Even after learning these things, it took me a long time to understand and appreciate how this must have affected her. After learning of her sexual assault, my first (selfish) thought was not sympathy or understanding, but why didn’t she get help? Why didn’t she recognize her own damage, as I have done, and seek healing? Why couldn’t she let herself off the hook for her abortion, one that allowed her to marry my stepfather and have my youngest sister? Why did she believe that she deserved all the pain and heartache she endured, instead of fighting for herself? At the very least, couldn’t she have gotten help for me? For my sisters? Weren’t we worthy of that?

As a feminist, I know that sexual assault (particularly in childhood) often leads to Borderline personality disorder, anxiety disorders, control issues, drug and alcohol abuse, PTSD, and many other emotional issues that take years of deep-digging to even scratch at the surface of. As a feminist, I know that many women feel so heavily the stigma surrounding abortion that they never tell anyone, instead living in guilt and fear of being found out. As a feminist, I know that going to therapy means re-living the trauma of your abuse. And I know, as a feminist, that sometimes that trauma is too much to try to endure. That it hurts so deeply and so profoundly that it is often easier to bury it deep, where it (supposedly) won’t hurt you.

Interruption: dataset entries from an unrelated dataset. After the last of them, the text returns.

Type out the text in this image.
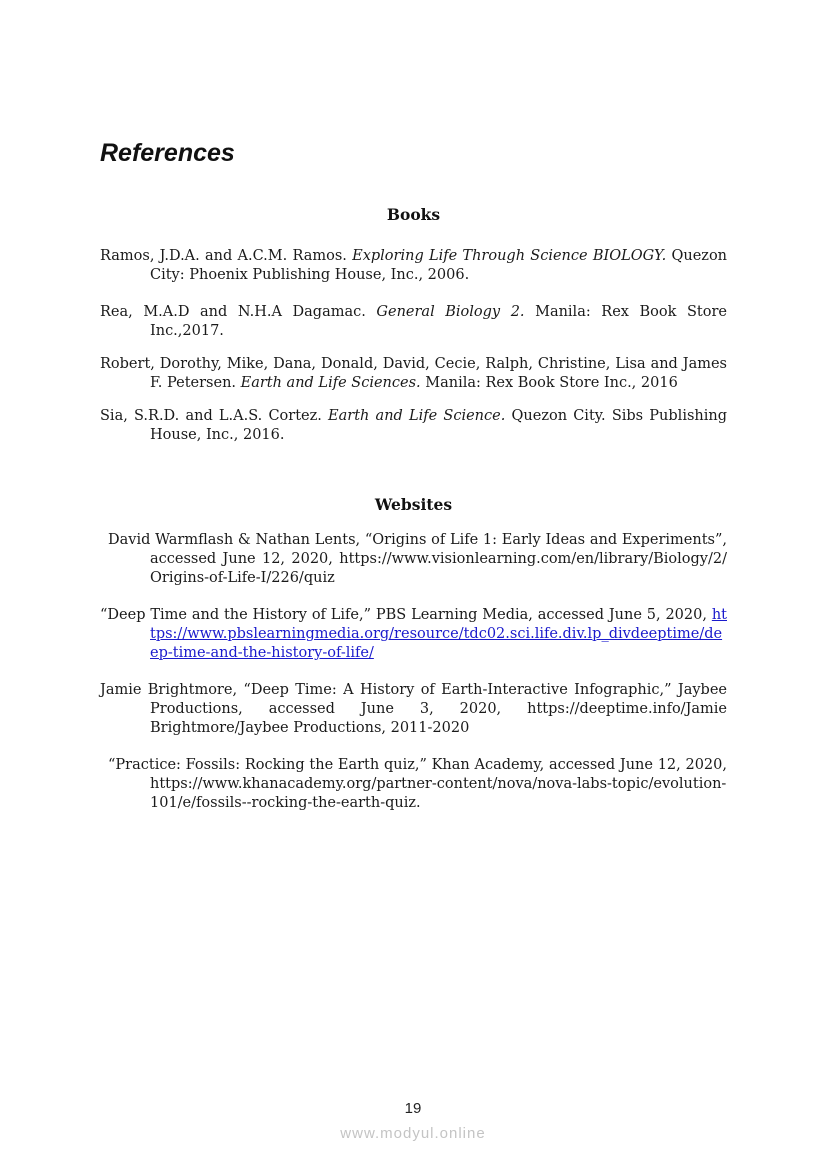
References
Books
Ramos, J.D.A. and A.C.M. Ramos. Exploring Life Through Science BIOLOGY. Quezon City: Phoenix Publishing House, Inc., 2006.
Rea, M.A.D and N.H.A Dagamac. General Biology 2. Manila: Rex Book Store Inc.,2017.
Robert, Dorothy, Mike, Dana, Donald, David, Cecie, Ralph, Christine, Lisa and James F. Petersen. Earth and Life Sciences. Manila: Rex Book Store Inc., 2016
Sia, S.R.D. and L.A.S. Cortez. Earth and Life Science. Quezon City. Sibs Publishing House, Inc., 2016.
Websites
David Warmflash & Nathan Lents, “Origins of Life 1: Early Ideas and Experiments”, accessed June 12, 2020, https://www.visionlearning.com/en/library/Biology/2/Origins-of-Life-I/226/quiz
“Deep Time and the History of Life,” PBS Learning Media, accessed June 5, 2020, https://www.pbslearningmedia.org/resource/tdc02.sci.life.div.lp_divdeeptime/deep-time-and-the-history-of-life/
Jamie Brightmore, “Deep Time: A History of Earth-Interactive Infographic,” Jaybee Productions, accessed June 3, 2020, https://deeptime.info/Jamie Brightmore/Jaybee Productions, 2011-2020
“Practice: Fossils: Rocking the Earth quiz,” Khan Academy, accessed June 12, 2020, https://www.khanacademy.org/partner-content/nova/nova-labs-topic/evolution-101/e/fossils--rocking-the-earth-quiz.
19
www.modyul.online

But it hurt me. And it hurt my sisters. And it continues to hurt my mother. So what do I do with that? As I continue to grow in my feminism, the more I recognize that I cannot begrudge my mother her own self-protection. I cannot blame her for how she chose to cope with her trauma, and I cannot hope to ever understand how much these events caused her pain. What I can do, as a feminist and as a daughter, is recognize that my love and understanding are what she needs. She needs to be told that her mistakes are forgivable, her trauma was not her fault, she is deserving of the love and care she should have received as a child and as an adult. I hope to heal myself and move past anger and into forgiveness. I only hope that I can continue to grow in my feminism and in my relationship with my mother, and to someday be able to bring my sisters into the fold of understanding that I have come to be a part of.

Author’s note: I have made this piece anonymous for the simple reason that my mother, as a victim and as a person, deserves her privacy. I am one of three people who know the facts enclosed. Not even my sisters fully understand the reasons behind our childhood, and while my heart aches for them to know and understand what has happened to our mother, I’m not sure they are ready to find forgiveness. They still live in anger, and until that day when they are ready to forgive, this piece will remain a secret from them. This will most likely stay secret from my mother for the rest of her life.